Dusklands by J.M. Coetzee

Dusklands by J.M. Coetzee, reviewed by Lisbeth Ekelof at The Content Reader.

Dusklands contains two separate stories, seen from a male point of view. In both stories there is a person called Coetzee; one tyrannic boss (at least seen from Eugene Dawns perspective) in the first story and a tyrannic land owner in South Africa in the 1760s in the latter part. The method to use the name of the writer in the stories, makes us believe that what is told has actually happened. One could say that it gives a sort of authenticity to the stories. The prologue, in both stories, indicates that what we are about to read, has already happened. Both stories are told from first-person singular, presens. Both stories highlights and indicates, via descriptions and figuration, the times they are portraying.

The Vietnam Project

In the first story we meet Eugene Dawn, who works for a man named Coetzee on a project that aims to find a way to win the war via mythological ideas about the enemy. The story indicates that we are at the end of the Vietnam war. The US is desperat and seeking all possibilities to turn the luck of war. The more Dawn goes into what is happening in Vietnam, the more he tries to put himself under the skin of the traditions, cultures and way of thinking of the enemy, the more he goes into his own psychological downfall. The suspicion against a mentally, strong enemy, existing in a world quite foreign, also influences his way of seeing his own life. The terrible situation for the civilians in Vietnam, makes him reflect on his own personal life, his wife and son. Suspicion turns to paranoia as regards his wife, and he takes his son on a trip, more looking like a kidnapping. In the end, when the police finds him, he stabs his son. Even his own world has become unworldly.

The Narrative of Jacobus Coetzee

The other story takes us back in time. All the way back to the Dutch colonisation of South Africa. Here we follow a land owner as he goes for a trip into the wilderness to hunt. The description of the owner and his men/slaves gives a clear indication that we are transported to an earlier, more barbaric time in the history of the country. We find words to describe the local population, that we would never use today. Also the humanitarian values are from a lost world.  The story is told in a way that highlights the time by the description of the horses, spears, villages, negotiations with the population, clothes and customs. Above all, land owner's colonial values of their own greatness and dominion over a more primitive population.

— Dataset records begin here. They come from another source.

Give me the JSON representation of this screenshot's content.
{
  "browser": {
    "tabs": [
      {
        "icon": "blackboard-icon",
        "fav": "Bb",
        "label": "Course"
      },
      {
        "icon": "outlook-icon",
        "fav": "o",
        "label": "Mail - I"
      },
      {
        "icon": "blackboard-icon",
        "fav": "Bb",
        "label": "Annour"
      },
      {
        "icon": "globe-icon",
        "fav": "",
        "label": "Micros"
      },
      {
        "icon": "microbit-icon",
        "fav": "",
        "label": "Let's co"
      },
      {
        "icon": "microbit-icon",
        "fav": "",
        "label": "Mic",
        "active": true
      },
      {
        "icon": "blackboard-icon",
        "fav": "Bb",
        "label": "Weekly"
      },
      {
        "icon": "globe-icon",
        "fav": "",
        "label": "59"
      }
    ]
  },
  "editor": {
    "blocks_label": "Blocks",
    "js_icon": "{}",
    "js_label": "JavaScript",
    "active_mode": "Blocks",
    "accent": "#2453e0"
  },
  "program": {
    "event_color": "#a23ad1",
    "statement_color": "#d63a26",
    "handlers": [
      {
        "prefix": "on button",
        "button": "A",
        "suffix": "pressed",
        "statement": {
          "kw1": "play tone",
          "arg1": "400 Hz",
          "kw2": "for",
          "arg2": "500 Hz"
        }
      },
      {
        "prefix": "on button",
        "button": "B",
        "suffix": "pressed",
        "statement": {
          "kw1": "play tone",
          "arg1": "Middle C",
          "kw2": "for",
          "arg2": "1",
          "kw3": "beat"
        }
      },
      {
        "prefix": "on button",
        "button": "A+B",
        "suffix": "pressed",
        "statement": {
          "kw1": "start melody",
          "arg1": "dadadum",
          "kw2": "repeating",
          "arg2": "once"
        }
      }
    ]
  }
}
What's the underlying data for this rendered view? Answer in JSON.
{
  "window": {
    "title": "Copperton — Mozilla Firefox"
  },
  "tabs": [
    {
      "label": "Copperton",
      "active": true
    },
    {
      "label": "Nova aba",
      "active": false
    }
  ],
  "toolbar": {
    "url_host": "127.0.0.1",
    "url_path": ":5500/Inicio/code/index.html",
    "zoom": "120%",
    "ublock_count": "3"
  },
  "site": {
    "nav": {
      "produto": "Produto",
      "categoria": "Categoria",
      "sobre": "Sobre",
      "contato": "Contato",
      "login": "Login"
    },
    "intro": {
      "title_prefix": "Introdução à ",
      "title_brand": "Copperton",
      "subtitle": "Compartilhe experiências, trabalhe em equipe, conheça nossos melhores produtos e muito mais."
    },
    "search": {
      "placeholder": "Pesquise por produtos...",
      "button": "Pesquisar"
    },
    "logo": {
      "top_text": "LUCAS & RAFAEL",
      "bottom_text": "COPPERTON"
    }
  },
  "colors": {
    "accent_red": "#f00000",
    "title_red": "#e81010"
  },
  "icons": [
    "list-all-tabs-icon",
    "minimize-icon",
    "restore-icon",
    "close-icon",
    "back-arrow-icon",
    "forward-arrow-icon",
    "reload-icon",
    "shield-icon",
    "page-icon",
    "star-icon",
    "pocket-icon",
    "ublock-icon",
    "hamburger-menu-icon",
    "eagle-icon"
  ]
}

The two stories are quite different and I have a little bit of a problem to see how ”they belong”. Maybe they don’t belong at all? The story about the hunting trip is terrible in all its truthfulness, describing how the colonialists saw their environment and the local population. The story is very well written, exciting and gives an indication of the development in the country. The story highlights a historical, colonial perspective and mirrors, in an excellent manor, the time it describes.

The Vietnam project seems to be totally separate from the other story. Maybe Coetzee wants to tell us, that even 200 years later we have not learned anything from history. The colonialism is continuing with a new face. Dawns path into a psychosis  can be seen a the bad conscience of a people for a war that can not be won. It can also be interpreted as a way of depicting contemporary events where a population starts questioning the reason for the war. Also as an interpretation of  all the soldiers that fought in Vietnam and came back with psychological problems. When an old colonial tradition is mixing with modern times and modern values.

This is the second book I read from Coetzee, the other one being Disgrace. I must admit, that  I am not entirely fond of Coetzee’s stories, although he is an excellent writer and manages very well to put a message through his books. I must also admit, that he is probably one of the more easier Nobel Prize winners to read, except the Swedish winners through the years, which I find more accessible than most other winners.